天刚亮,他又来叫我们吃早餐了,早餐是喝浓汤。从这个时候开始,我们一整天就接连不断地吃,真分不清是午餐还是晚餐,是点心还是夜宵。我们只是为了散散心,就在岛上蹓达蹓达,观赏岛上风光,听听那些圣鸟悦耳的歌声。

那天晚上,巴汝奇对教堂司事说道:

阁下,如果您不见怪,我将给您讲一个有趣的故事,这是二十三个月以前在波亚都发生的。四月的一个早晨,有一位爵士的马夫正牵着主人高大的战马在田野里遛着,他无意中遇见一位快乐的牧羊姑娘,只见她:

在浓密树荫底下,

守护她的小羊群。

同羊群在一起的还有一头驴和几只山羊。马夫过去同她闲聊一阵,邀请她骑在他的马后边,一起去看看他的马棚,然后大家吃一顿便饭,谈谈心。当他们正在交谈时,那匹马也悄悄地在驴的耳边说道(那一年很多地方的不少牲口都会说话):

‘你这只可怜的、不幸的驴,我对你表示深切的同情。从你身上磨损的挽具就能看出你每天都要辛苦干活,这倒没什么,因为天主造你就是要为人类服务,你是只恪尽职守的驴。但是,为什么我见到的只是你过的这种单调、劳累的生活,如果没有人更好地为你擦洗、刷毛、喂饲料,套上更好的挽具,我觉得这样对你有点暴虐了,而不只是不尽人情。你看你身上蓬毛直竖,简直像只豪猪,疲惫不堪,皮也快磨光了,而你吃的只是麦杆、荆棘和蓟草。我的朋友,我请你跟在我后面小跑着,随我去看看我们这些为作战而生的马受到何种待遇,吃什么东西,看看我一天的生活,你会感慨万千。’

驴回答说,‘马先生,我很想去看看。’

‘驴,’那匹马说话了,‘你应该叫我战马先生。’

‘请原谅,战马先生,’驴说道,‘我们这些出生于村野里的牲畜真不懂得说话,因为没读上什么书。不过,既然您看得起我,邀请我,相信我,我会完完全全照您说的办,我会恭恭敬敬地跟在你身后,我不想再挨打了,你瞧我的皮满是一条条鞭痕。’

牧羊的小姑娘骑上了那匹战马,驴小跑着跟在战马后面,心里想到那边的时候可以享受大餐。走到门口时,不料那个马夫看见那只驴,觉得很扫兴,竟吩咐看马棚的仆从操起叉子狠狠地揍它一顿。这只驴一听此言,赶紧一面向尼普顿祈祷,一面撒腿就跑,自言自语嘀咕着:‘它说得有理,我不应该跟这些大老爷打交道。自然让我为穷人服务,伊索在他的一篇寓言里就很好地暗示过我。这都怪我太狂妄自大了,现在唯一的办法是心服口服地离开,越快越好,要比煮芦笋还快。’说完,这头驴就这样跑开了,连跳带蹦,还一路放屁。
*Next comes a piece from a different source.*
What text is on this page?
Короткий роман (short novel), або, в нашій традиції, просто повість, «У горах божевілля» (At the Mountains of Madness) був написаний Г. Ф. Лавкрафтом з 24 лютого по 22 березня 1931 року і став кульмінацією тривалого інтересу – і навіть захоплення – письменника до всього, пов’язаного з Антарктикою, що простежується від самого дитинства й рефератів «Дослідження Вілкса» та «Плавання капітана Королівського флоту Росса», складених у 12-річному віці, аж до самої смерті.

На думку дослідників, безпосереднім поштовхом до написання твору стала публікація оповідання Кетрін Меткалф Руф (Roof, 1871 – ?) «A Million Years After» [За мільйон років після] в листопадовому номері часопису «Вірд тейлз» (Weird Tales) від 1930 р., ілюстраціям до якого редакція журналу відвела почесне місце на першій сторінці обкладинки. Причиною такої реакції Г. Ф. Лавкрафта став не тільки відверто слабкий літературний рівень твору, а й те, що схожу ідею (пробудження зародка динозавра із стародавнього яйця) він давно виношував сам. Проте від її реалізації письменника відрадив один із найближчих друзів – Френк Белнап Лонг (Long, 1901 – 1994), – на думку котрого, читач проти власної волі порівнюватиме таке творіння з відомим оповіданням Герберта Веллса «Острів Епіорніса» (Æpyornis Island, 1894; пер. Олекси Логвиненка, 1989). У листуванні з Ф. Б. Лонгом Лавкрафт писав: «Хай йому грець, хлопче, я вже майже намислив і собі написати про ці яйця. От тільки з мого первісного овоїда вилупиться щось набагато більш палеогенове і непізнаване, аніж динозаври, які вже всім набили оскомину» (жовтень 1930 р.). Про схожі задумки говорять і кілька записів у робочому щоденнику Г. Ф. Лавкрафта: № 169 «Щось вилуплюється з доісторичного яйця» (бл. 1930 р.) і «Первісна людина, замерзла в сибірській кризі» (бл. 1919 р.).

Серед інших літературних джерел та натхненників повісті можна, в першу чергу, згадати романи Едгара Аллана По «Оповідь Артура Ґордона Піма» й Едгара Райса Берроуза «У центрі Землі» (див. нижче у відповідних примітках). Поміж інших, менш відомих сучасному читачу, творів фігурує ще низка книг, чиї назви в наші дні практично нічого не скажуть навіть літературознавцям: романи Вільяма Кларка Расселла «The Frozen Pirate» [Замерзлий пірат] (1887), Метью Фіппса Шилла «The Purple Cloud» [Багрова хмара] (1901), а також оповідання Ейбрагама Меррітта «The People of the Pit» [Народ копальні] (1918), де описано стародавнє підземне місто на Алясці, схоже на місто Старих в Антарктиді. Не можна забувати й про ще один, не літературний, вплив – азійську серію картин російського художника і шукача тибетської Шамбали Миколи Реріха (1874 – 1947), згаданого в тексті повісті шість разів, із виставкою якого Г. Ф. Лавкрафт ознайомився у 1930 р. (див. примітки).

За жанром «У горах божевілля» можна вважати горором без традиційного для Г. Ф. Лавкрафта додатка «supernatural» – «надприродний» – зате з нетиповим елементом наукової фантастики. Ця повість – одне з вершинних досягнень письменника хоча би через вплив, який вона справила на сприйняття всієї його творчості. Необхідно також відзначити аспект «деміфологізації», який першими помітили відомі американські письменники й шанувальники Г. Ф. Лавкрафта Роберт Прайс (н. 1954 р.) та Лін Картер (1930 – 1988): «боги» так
牧羊的姑娘看见她的驴逃走了,便对马夫说这头驴是她的,应该好好招待一番,否则她连门也不进了。于是,马夫连忙说,他宁愿自己的马八天没吃上燕麦,也要让她的驴吃得饱饱的。不过要把驴叫回来可是一件难事。尽管看马棚的仆从声嘶力竭地喊道,‘喂,小毛驴,小毛驴,快过来。’那头驴却置之不理,心想:‘说什么我也不回去了,我挨打还不够吗?’

仆从越是哄它,那头驴就是死不回头,跑得越快,又是跳,又是放着大响屁。若不是依了那小姑娘的话,叫他们边叫边往空中洒燕麦,现在还是没辙呢。那头驴一看到燕麦,立刻回头,说道,‘啊,现在他们给我燕麦了,不给我叉子了。我没有别的办法,只好跟着你们走了。’它赶紧朝他们跑过去,还哼着曲子呢。你们可知道,阿卡狄亚的牲口叫声多么动听。

那驴一跑回去,他们便另眼相看,把它牵到马棚里那匹战马的身边,给它擦洗、弄干、刷毛,垫上新的褥草,饲槽塞得满满的,脖子上的饲料袋也装满了燕麦。那些仆从为它筛燕麦时,它对他们摇摇耳朵,意思是说不筛也能吃,它不值得如此娇养。

吃饱之后,那匹马问驴子:

‘怎么样,可怜的小毛驴,你觉得款待如何?你刚才还不肯来呢,现在还有什么话说?’

‘战马先生,’驴子回答,‘我的一位祖先就喜欢吃无花果,曾使菲勒蒙哭笑不得,今天这些丰盛的食物和无花果比起来,简直就是天上的美味。但这只是满足了我一半愿望。恕我冒失问一下,你们这儿的马就从无骑跨吗?’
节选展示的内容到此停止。